CaO is cheaper and can be made from limestone in one step. Anhydrous CaCl2 would be more work to get. I don't see how this method is somehow proven
impossible by that simple logic.
My biggest objection to this idea is that calcium isn't too terribly expensive and has a very high boiling point relative to alkali metals, which in
my opinion are more worth producing on one's own. At the kinds of temperatures us amateurs can reliably produce, calcium will be very difficult to
keep in a liquid form once condensed, and building an apparatus is further complicated by the fact you'll almost certainly need to apply vacuum. Even
with a vacuum of 10 Torr, the boiling point of calcium is still over 900C, which is awkward to work with for larger apparatus like the kind you'd
probably need to assemble. And you'd have to distill out AlCl3 beforehand, at whatever temperature that reaction even happens. Not saying it's
impossible, but too involved.
macckone - 9-12-2021 at 11:32
MgCl2.6H2O does decompose but it is not as bad as one would expect.
If too much decomposes you get sorrel cement which is an oxychloride.
heating in a stream of HCl gas will prevent much decomposition and the oxychloride is readily converted to the chloride with HCl.S.C. Wack - 9-12-2021 at 15:24
CaO is cheaper and can be made from limestone in one step. Anhydrous CaCl2 would be more work to get. I don't see how this method is somehow proven
impossible by that simple logic.
I did not fail to consider the value of pure AlCl3 over impure alumina, the cost of apparatus for removing and condensing AlCl3 at atmospheric
pressure at let's say the mp of Ca, vs. all that needed for vacuum distillation of Ca at 1200C < 1 mm, or the cost of fueling these operations.
CaCl2 is also made from limestone in one step, with less heat input, and HCl may be someone's waste product.

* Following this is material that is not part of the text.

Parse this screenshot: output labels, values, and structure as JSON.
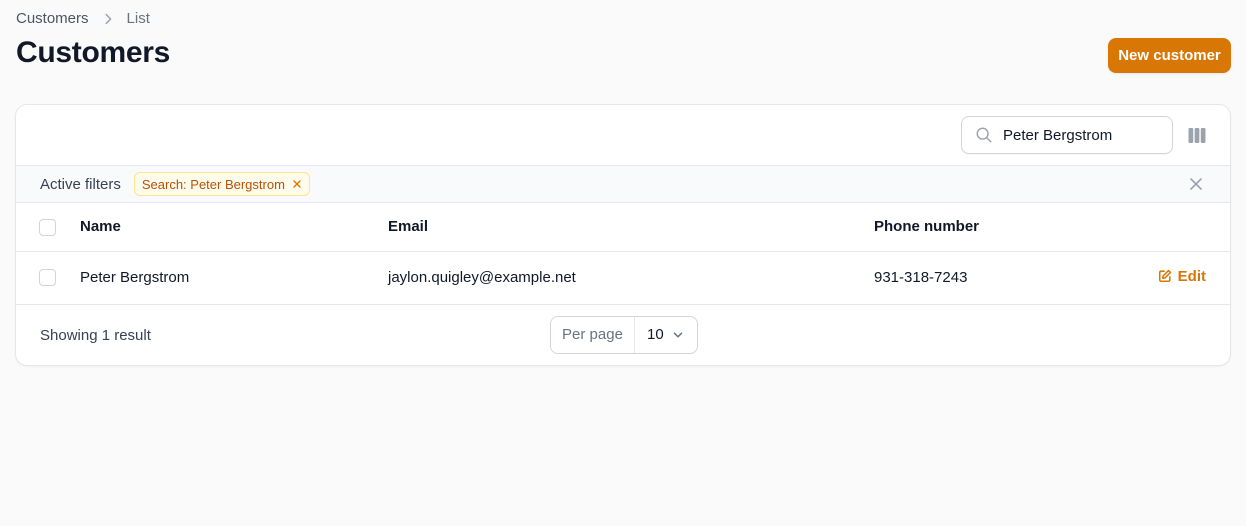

BTW 50# bags of CaCl2 advertised as pure are $20 at Lowes; if you know of any CaO for less...yes their hydroxide is $11, but it's dolomitic garbage
and chock full of carbonate besides.macckone - 9-12-2021 at 16:25
If your goal is Ca, may I suggest buying the CaCl2 and electrolyzing it in propylene carbonate.
It is supposedly easy. I plan on making some propylene carbonate and testing this possibility. kilowatt - 18-12-2021 at 08:45
Making Ca is one goal. Separating 356 aluminum is another goal. My original way to do that was anhydrous chlorination/distillation, getting AlCl3 and
SiCl4. Perhaps generating the anhydrous chlorine off my multi use Downs/FFC Cambridge cell. But that's all a whole lot of work and not scheduled to
happen any time soon.
You've got my interest with the propylene chloride. Where did you get the idea that this would work? Is there a patent or something?